There are several limitations to this study. First, there is a relatively small number of participants (n = 71) and a higher sample would probably be more sensitive to differences in measures of anxiety and depression among groups. Secondly, other variables may explain any associations found such as disordered eating, body image, obsessive–compulsive traits, reputation as an athlete or prior athletic successes, BMI, or sociocultural influences (e.g., pressure to be muscular or thin) that may contribute to compulsive exercise, depression, or anxiety. Thirdly, this is a heterogeneous group of participants in terms of the sports that they exercise, which is a limitation in interpreting the results. Differences in the type of exercise activity, intensity and motivation may have affected the results and with a small sample, it is not possible to assess such differences.

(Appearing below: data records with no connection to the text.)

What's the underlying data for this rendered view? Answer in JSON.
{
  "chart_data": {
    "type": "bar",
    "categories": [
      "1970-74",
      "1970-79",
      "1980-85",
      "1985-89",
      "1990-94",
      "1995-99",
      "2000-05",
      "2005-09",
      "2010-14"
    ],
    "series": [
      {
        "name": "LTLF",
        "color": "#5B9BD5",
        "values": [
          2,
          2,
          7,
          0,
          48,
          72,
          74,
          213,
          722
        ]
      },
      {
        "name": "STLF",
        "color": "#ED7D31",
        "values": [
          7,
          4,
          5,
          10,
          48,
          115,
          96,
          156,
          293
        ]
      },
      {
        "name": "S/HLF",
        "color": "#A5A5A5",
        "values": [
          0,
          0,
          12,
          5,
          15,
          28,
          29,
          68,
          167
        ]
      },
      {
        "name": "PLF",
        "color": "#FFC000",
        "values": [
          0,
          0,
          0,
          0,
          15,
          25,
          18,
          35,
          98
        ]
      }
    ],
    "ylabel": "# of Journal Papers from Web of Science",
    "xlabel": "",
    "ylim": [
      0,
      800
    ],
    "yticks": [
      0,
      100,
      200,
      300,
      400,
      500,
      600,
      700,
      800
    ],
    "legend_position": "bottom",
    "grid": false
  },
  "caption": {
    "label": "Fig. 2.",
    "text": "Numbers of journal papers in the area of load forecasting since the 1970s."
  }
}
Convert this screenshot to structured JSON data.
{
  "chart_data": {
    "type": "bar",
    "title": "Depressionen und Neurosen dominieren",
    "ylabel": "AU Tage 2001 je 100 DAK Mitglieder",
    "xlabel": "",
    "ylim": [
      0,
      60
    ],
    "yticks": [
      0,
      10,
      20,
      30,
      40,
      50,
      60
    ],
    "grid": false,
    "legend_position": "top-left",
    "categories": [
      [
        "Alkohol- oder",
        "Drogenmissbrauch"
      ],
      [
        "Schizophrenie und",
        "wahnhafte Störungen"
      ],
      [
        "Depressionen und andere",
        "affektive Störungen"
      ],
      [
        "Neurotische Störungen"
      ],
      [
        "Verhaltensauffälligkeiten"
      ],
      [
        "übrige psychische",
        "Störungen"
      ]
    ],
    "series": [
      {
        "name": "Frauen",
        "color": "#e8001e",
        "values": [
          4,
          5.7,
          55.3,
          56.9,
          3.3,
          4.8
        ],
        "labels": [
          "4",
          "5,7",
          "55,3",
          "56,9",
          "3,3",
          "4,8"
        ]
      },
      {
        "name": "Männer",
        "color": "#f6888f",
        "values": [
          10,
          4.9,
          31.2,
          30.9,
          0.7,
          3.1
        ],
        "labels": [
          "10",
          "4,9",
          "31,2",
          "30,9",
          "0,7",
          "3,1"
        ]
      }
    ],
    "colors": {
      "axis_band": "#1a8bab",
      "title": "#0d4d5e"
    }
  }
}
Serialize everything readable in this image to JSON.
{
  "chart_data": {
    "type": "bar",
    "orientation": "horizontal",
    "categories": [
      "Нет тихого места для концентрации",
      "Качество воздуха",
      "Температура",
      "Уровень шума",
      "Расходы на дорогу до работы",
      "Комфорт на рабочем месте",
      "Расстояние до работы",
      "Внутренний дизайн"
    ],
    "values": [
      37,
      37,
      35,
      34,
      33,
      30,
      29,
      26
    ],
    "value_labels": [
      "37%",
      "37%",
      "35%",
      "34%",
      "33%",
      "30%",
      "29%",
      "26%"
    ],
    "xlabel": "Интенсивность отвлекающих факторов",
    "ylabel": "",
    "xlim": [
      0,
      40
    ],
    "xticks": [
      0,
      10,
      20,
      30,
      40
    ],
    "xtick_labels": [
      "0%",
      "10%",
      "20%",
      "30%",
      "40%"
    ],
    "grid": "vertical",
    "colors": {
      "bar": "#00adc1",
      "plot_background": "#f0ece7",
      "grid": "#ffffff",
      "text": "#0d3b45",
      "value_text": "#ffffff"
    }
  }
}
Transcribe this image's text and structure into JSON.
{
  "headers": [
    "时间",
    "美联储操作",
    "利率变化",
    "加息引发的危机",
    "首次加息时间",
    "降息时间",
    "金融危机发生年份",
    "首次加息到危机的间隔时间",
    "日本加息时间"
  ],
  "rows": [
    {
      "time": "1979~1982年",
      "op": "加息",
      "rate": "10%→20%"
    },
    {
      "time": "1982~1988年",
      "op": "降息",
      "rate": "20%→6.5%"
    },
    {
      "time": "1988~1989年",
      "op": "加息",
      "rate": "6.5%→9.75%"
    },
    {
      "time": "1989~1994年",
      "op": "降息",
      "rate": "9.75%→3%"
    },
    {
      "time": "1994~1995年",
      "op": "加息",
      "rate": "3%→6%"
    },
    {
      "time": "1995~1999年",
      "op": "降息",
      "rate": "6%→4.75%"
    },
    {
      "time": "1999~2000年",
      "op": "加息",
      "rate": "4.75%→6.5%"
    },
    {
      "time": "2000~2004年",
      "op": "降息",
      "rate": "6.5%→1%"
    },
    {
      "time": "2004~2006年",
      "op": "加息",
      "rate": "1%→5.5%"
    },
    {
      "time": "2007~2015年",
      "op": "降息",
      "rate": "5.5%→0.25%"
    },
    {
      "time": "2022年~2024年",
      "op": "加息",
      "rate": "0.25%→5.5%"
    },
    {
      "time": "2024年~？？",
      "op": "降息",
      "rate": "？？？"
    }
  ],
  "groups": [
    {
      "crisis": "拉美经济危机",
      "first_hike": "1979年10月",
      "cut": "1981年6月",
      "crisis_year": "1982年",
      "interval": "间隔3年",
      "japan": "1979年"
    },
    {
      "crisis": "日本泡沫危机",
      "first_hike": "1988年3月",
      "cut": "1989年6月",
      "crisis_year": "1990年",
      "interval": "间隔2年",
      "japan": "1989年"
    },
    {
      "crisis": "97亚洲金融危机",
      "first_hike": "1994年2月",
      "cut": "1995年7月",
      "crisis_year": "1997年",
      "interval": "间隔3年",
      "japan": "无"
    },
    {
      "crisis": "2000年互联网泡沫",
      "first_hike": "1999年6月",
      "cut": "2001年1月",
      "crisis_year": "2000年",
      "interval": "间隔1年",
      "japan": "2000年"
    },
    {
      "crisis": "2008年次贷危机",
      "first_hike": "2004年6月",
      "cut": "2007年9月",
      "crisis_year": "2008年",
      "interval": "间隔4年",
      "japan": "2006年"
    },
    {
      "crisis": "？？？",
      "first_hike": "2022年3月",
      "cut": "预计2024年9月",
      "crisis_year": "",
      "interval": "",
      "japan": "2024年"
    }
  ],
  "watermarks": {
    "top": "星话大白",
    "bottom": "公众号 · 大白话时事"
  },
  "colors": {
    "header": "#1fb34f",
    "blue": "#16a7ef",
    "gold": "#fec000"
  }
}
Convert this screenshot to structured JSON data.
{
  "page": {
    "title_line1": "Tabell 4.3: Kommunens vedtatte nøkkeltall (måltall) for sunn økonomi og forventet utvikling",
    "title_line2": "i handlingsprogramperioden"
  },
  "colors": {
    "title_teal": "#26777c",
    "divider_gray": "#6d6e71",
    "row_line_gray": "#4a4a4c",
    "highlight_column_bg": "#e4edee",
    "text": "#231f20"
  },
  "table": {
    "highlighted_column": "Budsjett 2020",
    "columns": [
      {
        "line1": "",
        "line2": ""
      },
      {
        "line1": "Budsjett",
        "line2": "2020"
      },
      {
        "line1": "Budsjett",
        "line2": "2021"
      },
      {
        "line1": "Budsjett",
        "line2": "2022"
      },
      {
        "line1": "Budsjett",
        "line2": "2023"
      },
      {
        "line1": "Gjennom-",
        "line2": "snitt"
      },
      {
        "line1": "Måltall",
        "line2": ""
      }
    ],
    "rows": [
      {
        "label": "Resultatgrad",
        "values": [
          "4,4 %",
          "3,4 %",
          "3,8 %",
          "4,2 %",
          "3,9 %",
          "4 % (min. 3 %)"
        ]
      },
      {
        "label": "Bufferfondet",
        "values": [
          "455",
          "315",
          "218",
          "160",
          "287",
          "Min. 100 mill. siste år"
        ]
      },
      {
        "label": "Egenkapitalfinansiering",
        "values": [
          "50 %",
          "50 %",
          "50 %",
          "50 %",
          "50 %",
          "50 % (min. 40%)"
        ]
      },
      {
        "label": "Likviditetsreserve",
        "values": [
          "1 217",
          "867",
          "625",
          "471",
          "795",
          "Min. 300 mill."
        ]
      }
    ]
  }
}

In conclusion, the high ratings of depression in this group may indicate that they need psychological help and that exercise is not sufficient in reducing their depression. Consequently, more studies are required to investigate the role of exercise as a mood enhancement and stress relief mechanism in specific categories of professional and recreational sportsmen.

Authors’ contribution

All individuals included as authors of the paper have contributed substantially to the scientific process leading up to the writing of the paper. The authors have contributed to the conception and design of the project, performance of the experiments, analysis and interpretation of the results and preparing the manuscript for publication.

Conflict of interest

The authors have no interests or activities that might be seen as influencing the research (e.g., financial interests in a test or procedure, funding by pharmaceutical companies for research).

Funding Statement

Funding sources: The study was done as part of an academic course in behavioral addiction at the University of Ariel, Ariel, Israel.